FIG. 12 shows a block diagram of a converter 200c according to a sixth embodiment of the present disclosure. The converter 200c includes a primary side circuit 300c, a secondary side circuit 400c and a control unit 500c. The structure of the primary side circuit 300c and the control unit 500c is the same as the structure of the primary side circuit 300a and the control unit 500a of FIG. 4. The secondary side circuit 400c includes a secondary side rectifier 410, a secondary winding 420 and a secondary capacitor 430. The secondary side rectifier 410 is a diode. An anode of the secondary side rectifier 410 is coupled to the secondary capacitor 430. A cathode of the secondary side rectifier 410 is coupled to the secondary winding 420.
FIG. 13 shows a block diagram of a converter 200d according to a seventh embodiment of the present disclosure. The converter 200d includes a primary side circuit 300d, a secondary side circuit 400d and a control unit 500d. The structure of the primary side circuit 300d and the control unit 500d is the same as the structure of the primary side circuit 300b and the control unit 500b of FIG. 10. The secondary side circuit 400d includes a secondary side rectifier 410, a secondary winding 420 and a secondary capacitor 430. The secondary side rectifier 410 is a diode.

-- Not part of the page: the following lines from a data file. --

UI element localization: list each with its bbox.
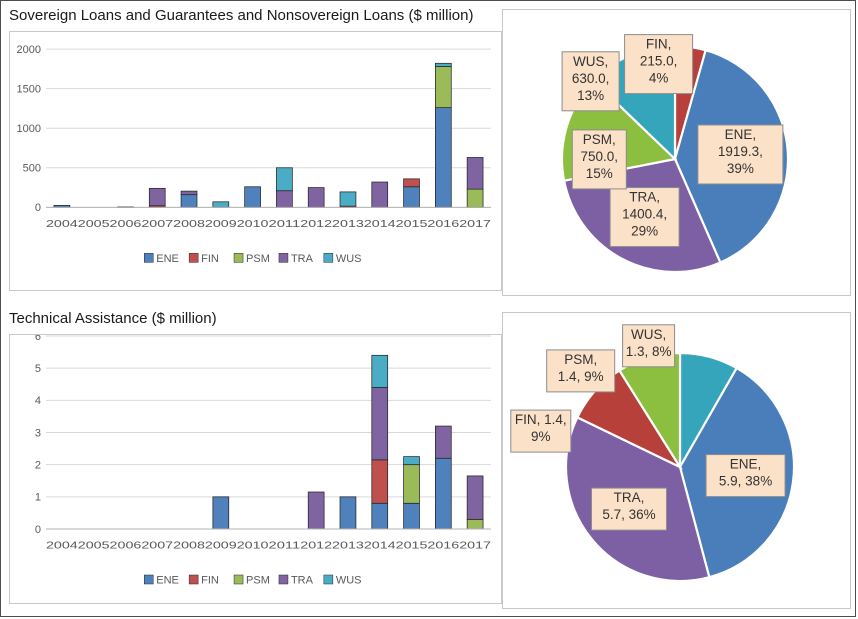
- svg-text:2005: 2005: [78, 219, 110, 230]
- svg-text:1400.4,: 1400.4,: [622, 207, 667, 222]
- svg-text:PSM: PSM: [246, 253, 270, 265]
- svg-text:2009: 2009: [205, 541, 237, 552]
- svg-text:ENE: ENE: [156, 253, 179, 265]
- svg-text:WUS,: WUS,: [573, 54, 608, 69]
- svg-text:13%: 13%: [577, 88, 604, 103]
- svg-text:5.7, 36%: 5.7, 36%: [602, 507, 655, 522]
- svg-text:ENE: ENE: [156, 575, 179, 587]
- svg-text:2: 2: [35, 459, 41, 471]
- svg-text:2004: 2004: [46, 219, 78, 230]
- svg-text:TRA,: TRA,: [614, 490, 645, 505]
- svg-text:ENE,: ENE,: [730, 457, 762, 472]
- svg-text:0: 0: [35, 202, 41, 214]
- svg-text:2015: 2015: [396, 541, 428, 552]
- svg-text:2013: 2013: [332, 541, 364, 552]
- svg-text:1500: 1500: [17, 83, 41, 95]
- svg-text:1.4, 9%: 1.4, 9%: [558, 369, 604, 384]
- svg-text:6: 6: [35, 335, 41, 343]
- svg-text:630.0,: 630.0,: [572, 71, 610, 86]
- svg-text:4%: 4%: [649, 71, 669, 86]
- svg-text:FIN: FIN: [201, 575, 219, 587]
- svg-text:5: 5: [35, 363, 41, 375]
- svg-text:1000: 1000: [17, 123, 41, 135]
- svg-text:2008: 2008: [173, 219, 205, 230]
- svg-text:2017: 2017: [459, 541, 491, 552]
- svg-text:ENE,: ENE,: [725, 127, 757, 142]
- svg-text:2016: 2016: [427, 219, 459, 230]
- svg-text:2004: 2004: [46, 541, 78, 552]
- svg-text:4: 4: [35, 395, 41, 407]
- svg-text:PSM,: PSM,: [583, 132, 616, 147]
- svg-text:5.9, 38%: 5.9, 38%: [719, 474, 772, 489]
- svg-text:39%: 39%: [727, 161, 754, 176]
- svg-text:3: 3: [35, 427, 41, 439]
- svg-text:2009: 2009: [205, 219, 237, 230]
- svg-text:2006: 2006: [110, 541, 142, 552]
- svg-text:WUS: WUS: [336, 575, 362, 587]
- svg-text:FIN: FIN: [201, 253, 219, 265]
- svg-text:1.3, 8%: 1.3, 8%: [626, 344, 672, 359]
- svg-text:TRA,: TRA,: [629, 190, 660, 205]
- svg-text:TRA: TRA: [291, 253, 314, 265]
- svg-text:WUS: WUS: [336, 253, 362, 265]
- svg-text:PSM: PSM: [246, 575, 270, 587]
- svg-text:2008: 2008: [173, 541, 205, 552]
- svg-text:2011: 2011: [268, 219, 300, 230]
- svg-text:2016: 2016: [427, 541, 459, 552]
- svg-text:2005: 2005: [78, 541, 110, 552]
- svg-text:FIN, 1.4,: FIN, 1.4,: [515, 412, 567, 427]
- svg-text:9%: 9%: [531, 429, 551, 444]
- svg-text:15%: 15%: [586, 166, 613, 181]
- svg-text:2007: 2007: [141, 541, 173, 552]
- svg-text:1919.3,: 1919.3,: [718, 144, 763, 159]
- svg-text:2013: 2013: [332, 219, 364, 230]
- svg-text:0: 0: [35, 524, 41, 536]
- svg-text:PSM,: PSM,: [564, 352, 597, 367]
- svg-text:500: 500: [23, 163, 41, 175]
- svg-text:FIN,: FIN,: [646, 37, 672, 52]
- svg-text:2015: 2015: [396, 219, 428, 230]
- svg-text:2014: 2014: [364, 219, 396, 230]
- svg-text:2007: 2007: [141, 219, 173, 230]
- svg-text:2012: 2012: [300, 541, 332, 552]
- svg-text:WUS,: WUS,: [631, 327, 666, 342]
- svg-text:2010: 2010: [237, 541, 269, 552]
- svg-text:2006: 2006: [110, 219, 142, 230]
- svg-text:29%: 29%: [631, 224, 658, 239]
- svg-text:750.0,: 750.0,: [581, 149, 619, 164]
- svg-text:TRA: TRA: [291, 575, 314, 587]
- svg-text:2000: 2000: [17, 44, 41, 56]
- svg-text:1: 1: [35, 492, 41, 504]
- svg-text:2017: 2017: [459, 219, 491, 230]
- svg-text:2011: 2011: [268, 541, 300, 552]
- svg-text:2014: 2014: [364, 541, 396, 552]
- svg-text:2010: 2010: [237, 219, 269, 230]
- svg-text:2012: 2012: [300, 219, 332, 230]
- svg-text:215.0,: 215.0,: [640, 54, 678, 69]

An anode of the secondary side rectifier 410 is coupled to the secondary capacitor 430. A cathode of the secondary side rectifier 410 is coupled to the secondary winding 420.
According to the aforementioned embodiments and examples, the advantages of the present disclosure are described as follows.
1. The controlling method of the present disclosure utilizes the operation state of the secondary side rectifier to control the active clamp switch instead of shifting the turn-on time of the active clamp switch according to the timing of the primary switch, so that energy efficiency can be effectively improved.
2. The converter of the present disclosure utilizes the operation state of the secondary side rectifier to control the active clamp switch instead of shifting the turn-on time of the active clamp switch according to the timing of the primary switch, thereby effectively improving energy efficiency.